Ontario’s Blue Mountain and Quebec’s Mount Tremblant are being sold.
The $1.5 billion US acquisition by a newly-formed entity controlled by affiliates of the Aspen Skiing Company, L.L.C. (“Aspen”) and KSL Capital Partners, LLC (“KSL”) was announced on Monday by Intrawest Resorts Holdings.
“This transaction creates significant opportunity for Intrawest and delivers tremendous value to our current shareholders,” said Thomas Marano, Intrawest’s chief executive officer in a statement.
Under the terms of the merger agreement, Intrawest stockholders will receive $23.75 in cash for each share of Intrawest common stock.
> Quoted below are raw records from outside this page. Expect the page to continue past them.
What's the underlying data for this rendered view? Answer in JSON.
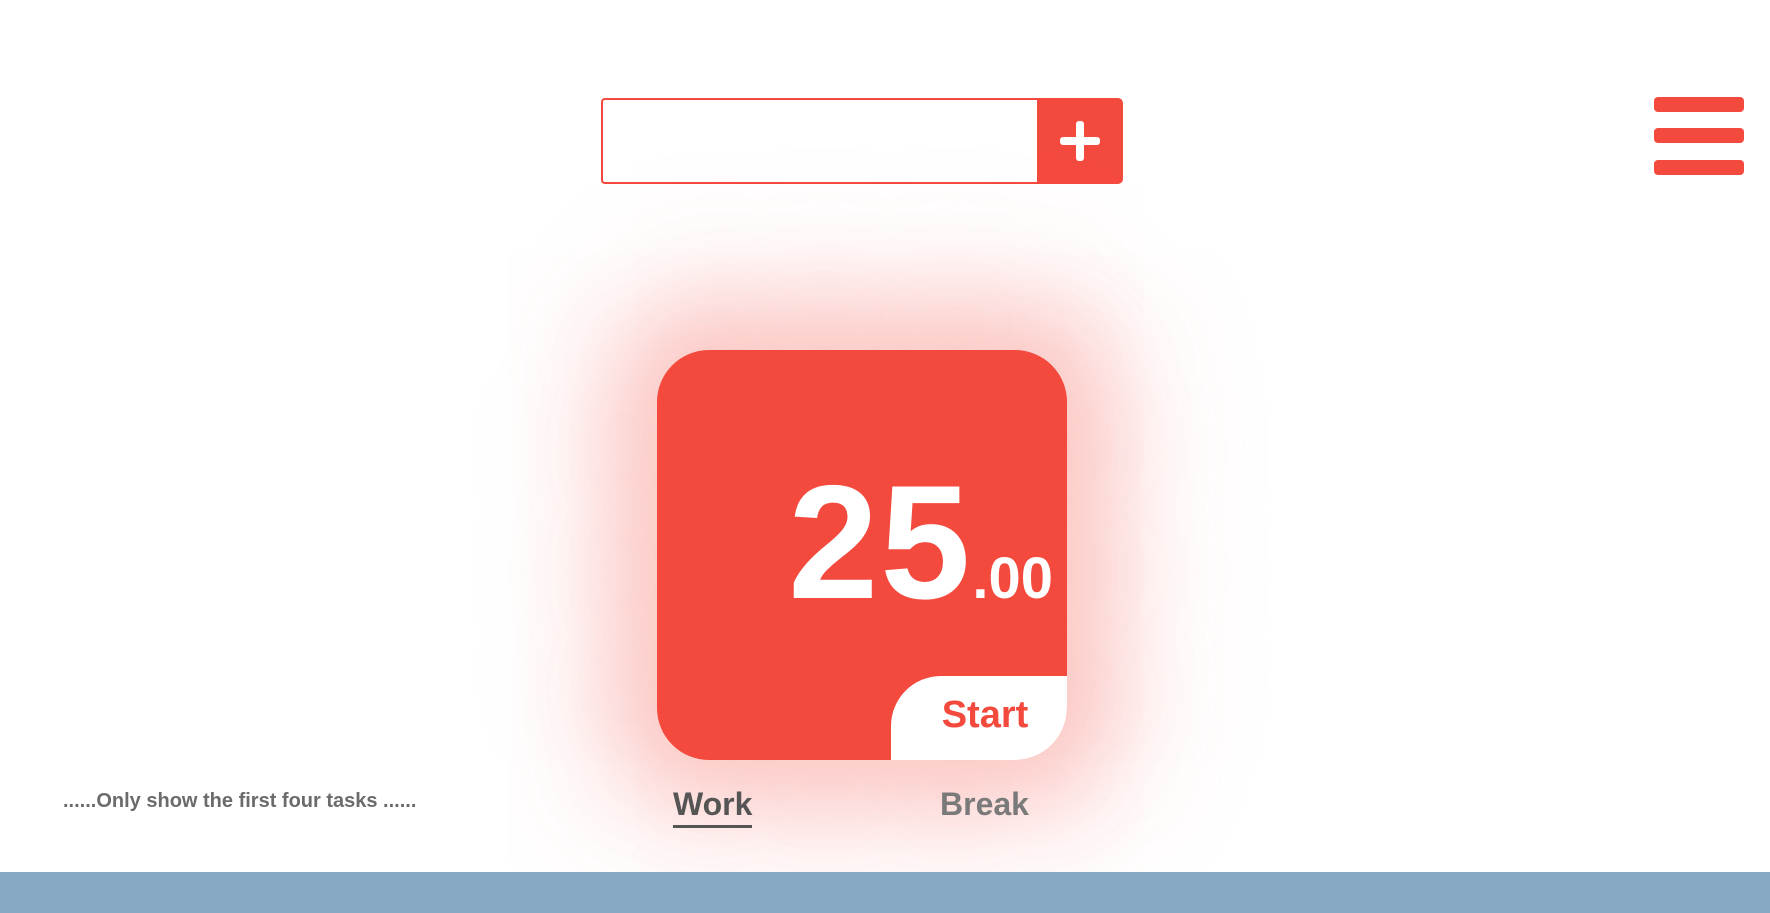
{
  "task_input": {
    "value": "",
    "placeholder": ""
  },
  "add_button": {
    "icon": "plus-icon"
  },
  "menu": {
    "icon": "hamburger-menu-icon"
  },
  "timer": {
    "minutes": "25",
    "seconds": ".00",
    "start_label": "Start"
  },
  "modes": {
    "work_label": "Work",
    "break_label": "Break",
    "active": "Work"
  },
  "hint": "......Only show the first four tasks ......",
  "colors": {
    "accent": "#f44a3d",
    "tab_text": "#7a7a7a",
    "bottom_bar": "#87a9c4"
  }
}
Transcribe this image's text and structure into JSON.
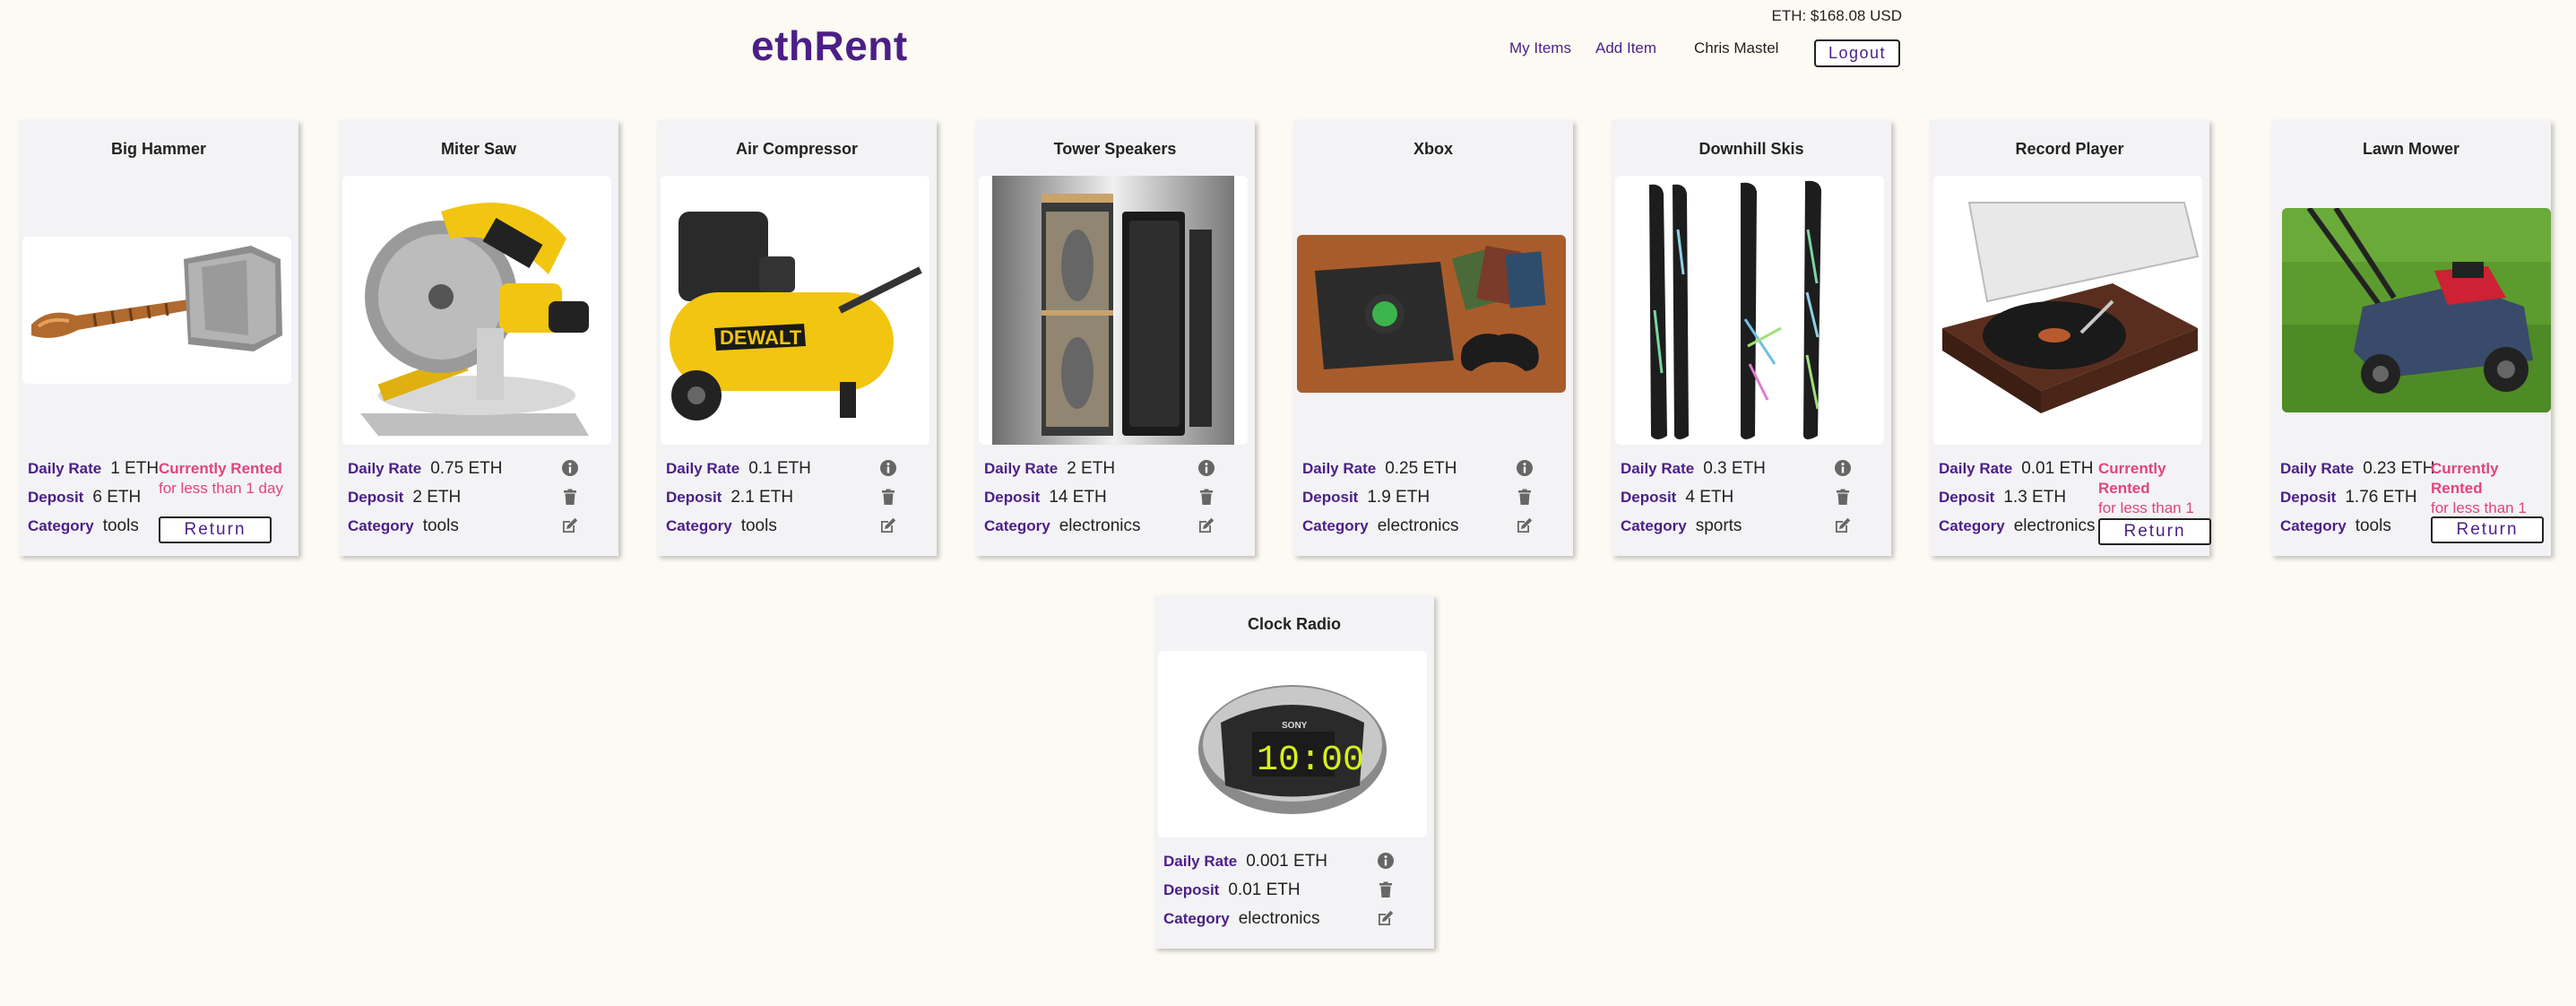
{
  "header": {
    "eth_price": "ETH: $168.08 USD",
    "logo": "ethRent",
    "nav_my_items": "My Items",
    "nav_add_item": "Add Item",
    "user_name": "Chris Mastel",
    "logout_label": "Logout"
  },
  "labels": {
    "daily_rate": "Daily Rate",
    "deposit": "Deposit",
    "category": "Category",
    "rented_line1": "Currently Rented",
    "rented_line2": "for less than 1 day",
    "return": "Return"
  },
  "items": [
    {
      "title": "Big Hammer",
      "daily_rate": "1 ETH",
      "deposit": "6 ETH",
      "category": "tools",
      "rented": true,
      "image": "hammer-image"
    },
    {
      "title": "Miter Saw",
      "daily_rate": "0.75 ETH",
      "deposit": "2 ETH",
      "category": "tools",
      "rented": false,
      "image": "miter-saw-image"
    },
    {
      "title": "Air Compressor",
      "daily_rate": "0.1 ETH",
      "deposit": "2.1 ETH",
      "category": "tools",
      "rented": false,
      "image": "air-compressor-image"
    },
    {
      "title": "Tower Speakers",
      "daily_rate": "2 ETH",
      "deposit": "14 ETH",
      "category": "electronics",
      "rented": false,
      "image": "tower-speakers-image"
    },
    {
      "title": "Xbox",
      "daily_rate": "0.25 ETH",
      "deposit": "1.9 ETH",
      "category": "electronics",
      "rented": false,
      "image": "xbox-image"
    },
    {
      "title": "Downhill Skis",
      "daily_rate": "0.3 ETH",
      "deposit": "4 ETH",
      "category": "sports",
      "rented": false,
      "image": "skis-image"
    },
    {
      "title": "Record Player",
      "daily_rate": "0.01 ETH",
      "deposit": "1.3 ETH",
      "category": "electronics",
      "rented": true,
      "image": "record-player-image"
    },
    {
      "title": "Lawn Mower",
      "daily_rate": "0.23 ETH",
      "deposit": "1.76 ETH",
      "category": "tools",
      "rented": true,
      "image": "lawn-mower-image"
    },
    {
      "title": "Clock Radio",
      "daily_rate": "0.001 ETH",
      "deposit": "0.01 ETH",
      "category": "electronics",
      "rented": false,
      "image": "clock-radio-image"
    }
  ],
  "icons": {
    "info": "info-icon",
    "delete": "trash-icon",
    "edit": "edit-icon"
  },
  "colors": {
    "brand": "#4b1f86",
    "rented": "#e0457b",
    "background": "#fcfaf3",
    "card": "#f3f3f5"
  }
}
This represents a 40% premium over $16.97 per share, Intrawest’s closing stock price on January 12, the trading day prior to Reuters’ report speculating that the Company was exploring a potential sale, according to Marano.
“We are excited to work with Aspen and KSL. Our new partners bring additional financial resources and a shared passion for the mountains and our mountain communities,” said Marano. “Both Aspen and KSL are committed to helping Intrawest accelerate our plans to bring more value to our guests, more opportunities for our employees and more investment into our local communities.”
The transaction is expected to close by the end of the third quarter this year.
Intrawest is a North American mountain resort and adventure company that wholly owns and/or operates six four-season mountain resorts with approximately 8,000 skiable acres and over 1,100 acres of land available for real estate development. Its mountain resorts are found across North America’s major ski regions, including the Eastern United States, the Rocky Mountains, and Canada.
Meanwhile, Aspen Skiing Co. owns and operates Aspen Snowmass, which has four mountains including Snowmass, Aspen Mountain, Aspen Highlands and Buttermilk.